A first predictive mechanistic model of cold-water coral biomass and respiration based on physiology, hydrodynamics, and organic matter transport

Abstract

Cold-water corals form complex three-dimensional structures on the seafloor, providing habitat for numerous species, and act as a carbon cycling hotspot in the deep-sea. The distribution of these important ecosystems is often predicted by statistical habitat suitability models, using variables such as terrain characteristics, temperature, salinity, and surface productivity. While useful, these models do not provide a mechanistic understanding of the processes that facilitate cold-water coral occurrence, and how this may change in the future.
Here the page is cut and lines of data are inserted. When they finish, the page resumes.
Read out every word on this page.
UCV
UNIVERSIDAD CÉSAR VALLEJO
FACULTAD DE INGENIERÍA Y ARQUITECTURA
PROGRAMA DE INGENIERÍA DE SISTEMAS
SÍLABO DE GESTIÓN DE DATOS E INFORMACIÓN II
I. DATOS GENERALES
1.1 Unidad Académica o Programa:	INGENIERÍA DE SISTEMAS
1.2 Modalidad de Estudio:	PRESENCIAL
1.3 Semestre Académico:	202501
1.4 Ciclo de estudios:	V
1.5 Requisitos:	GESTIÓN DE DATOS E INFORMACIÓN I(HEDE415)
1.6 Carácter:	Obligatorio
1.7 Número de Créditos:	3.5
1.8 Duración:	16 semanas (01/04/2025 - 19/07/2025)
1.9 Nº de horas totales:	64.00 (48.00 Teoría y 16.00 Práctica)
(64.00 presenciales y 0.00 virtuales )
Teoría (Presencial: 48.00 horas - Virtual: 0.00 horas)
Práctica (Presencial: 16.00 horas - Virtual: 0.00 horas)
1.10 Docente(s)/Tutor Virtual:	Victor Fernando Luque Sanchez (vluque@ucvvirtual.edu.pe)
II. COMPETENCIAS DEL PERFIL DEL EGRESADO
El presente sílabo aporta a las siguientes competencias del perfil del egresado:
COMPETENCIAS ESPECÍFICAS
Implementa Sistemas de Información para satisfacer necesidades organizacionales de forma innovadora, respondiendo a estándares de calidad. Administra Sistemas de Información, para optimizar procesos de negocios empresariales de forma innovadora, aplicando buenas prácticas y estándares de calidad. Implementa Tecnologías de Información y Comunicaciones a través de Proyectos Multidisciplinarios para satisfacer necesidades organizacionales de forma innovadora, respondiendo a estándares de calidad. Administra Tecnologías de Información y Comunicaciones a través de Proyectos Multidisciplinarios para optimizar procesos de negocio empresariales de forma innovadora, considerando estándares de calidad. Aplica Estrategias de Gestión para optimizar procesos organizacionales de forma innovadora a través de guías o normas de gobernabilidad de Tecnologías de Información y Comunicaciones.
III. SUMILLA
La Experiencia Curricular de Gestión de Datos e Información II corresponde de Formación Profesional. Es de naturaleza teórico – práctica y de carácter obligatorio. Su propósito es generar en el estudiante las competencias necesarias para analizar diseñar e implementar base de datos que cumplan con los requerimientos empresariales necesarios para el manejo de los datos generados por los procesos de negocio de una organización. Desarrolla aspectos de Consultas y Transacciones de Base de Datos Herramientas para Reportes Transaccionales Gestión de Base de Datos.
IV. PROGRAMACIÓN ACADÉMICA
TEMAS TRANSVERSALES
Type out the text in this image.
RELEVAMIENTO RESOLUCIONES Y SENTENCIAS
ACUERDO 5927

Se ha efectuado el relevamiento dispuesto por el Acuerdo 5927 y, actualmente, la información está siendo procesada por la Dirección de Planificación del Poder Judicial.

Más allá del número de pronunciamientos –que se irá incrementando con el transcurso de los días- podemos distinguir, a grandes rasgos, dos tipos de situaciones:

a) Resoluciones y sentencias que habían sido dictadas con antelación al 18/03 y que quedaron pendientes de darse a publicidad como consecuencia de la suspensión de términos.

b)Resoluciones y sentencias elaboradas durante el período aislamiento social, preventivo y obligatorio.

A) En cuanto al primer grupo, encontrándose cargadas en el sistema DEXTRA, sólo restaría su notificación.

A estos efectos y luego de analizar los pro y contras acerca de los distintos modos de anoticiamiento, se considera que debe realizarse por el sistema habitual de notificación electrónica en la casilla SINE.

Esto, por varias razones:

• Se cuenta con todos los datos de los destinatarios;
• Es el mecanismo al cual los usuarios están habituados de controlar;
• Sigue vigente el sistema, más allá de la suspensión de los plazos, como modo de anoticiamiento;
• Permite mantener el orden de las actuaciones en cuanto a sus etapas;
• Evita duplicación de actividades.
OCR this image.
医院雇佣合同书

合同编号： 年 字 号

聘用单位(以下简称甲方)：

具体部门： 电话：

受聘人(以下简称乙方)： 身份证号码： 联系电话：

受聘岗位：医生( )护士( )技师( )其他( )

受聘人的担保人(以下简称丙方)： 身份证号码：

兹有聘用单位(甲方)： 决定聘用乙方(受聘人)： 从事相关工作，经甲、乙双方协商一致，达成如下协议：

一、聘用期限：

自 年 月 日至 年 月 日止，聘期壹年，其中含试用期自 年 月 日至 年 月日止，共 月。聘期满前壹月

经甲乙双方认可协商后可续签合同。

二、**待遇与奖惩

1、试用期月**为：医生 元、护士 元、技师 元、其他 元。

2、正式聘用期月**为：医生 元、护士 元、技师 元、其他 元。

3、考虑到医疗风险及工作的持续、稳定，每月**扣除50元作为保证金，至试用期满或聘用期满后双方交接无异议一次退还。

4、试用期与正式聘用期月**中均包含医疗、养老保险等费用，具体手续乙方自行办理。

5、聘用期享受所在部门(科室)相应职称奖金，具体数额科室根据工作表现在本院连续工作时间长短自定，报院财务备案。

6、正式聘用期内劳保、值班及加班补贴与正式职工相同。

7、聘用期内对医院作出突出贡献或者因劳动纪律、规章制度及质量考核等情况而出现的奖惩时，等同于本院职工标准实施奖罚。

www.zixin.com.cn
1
Here, we present the results of a mechanistic process-based model in which coral biomass and respiration are predicted based on hydrodynamics, organic matter transport and coral physiology. The model domain comprises the cold-water coral mounds of south-east Rockall Bank in the north-east Atlantic Ocean. Hydrodynamic forcing is provided by a high-resolution Regional Ocean Modelling System (ROMS) model, which drives the transport of reactive suspended particulate organic matter in the region. The physiological cold-water coral model, with coral food uptake, assimilation, and respiration as key variables and with model parameters estimated from available experimental reports, is coupled to the reactive transport model of suspended particulate organic matter. Cold-water coral biomass was mainly predicted on coral mounds and ridges in the area. Model predictions agree with coral reef biomass and respiration observations in the study area and coral occurrences agree with predictions from previously published habitat suitability models. Filter feeding activity by cold-water corals proved to strongly deplete food particles in the bottom waters. Replenishment of food particles by tidal currents was therefore vital for cold-water coral growth. This mechanistic modelling approach has the advantage over statistical and machine learning-based predictions that it can be used to obtain an understanding of the effect of changing environmental conditions such as ocean temperature, surface production export, or ocean currents on cold-water coral biomass distribution and can be applied to other study areas and/or species.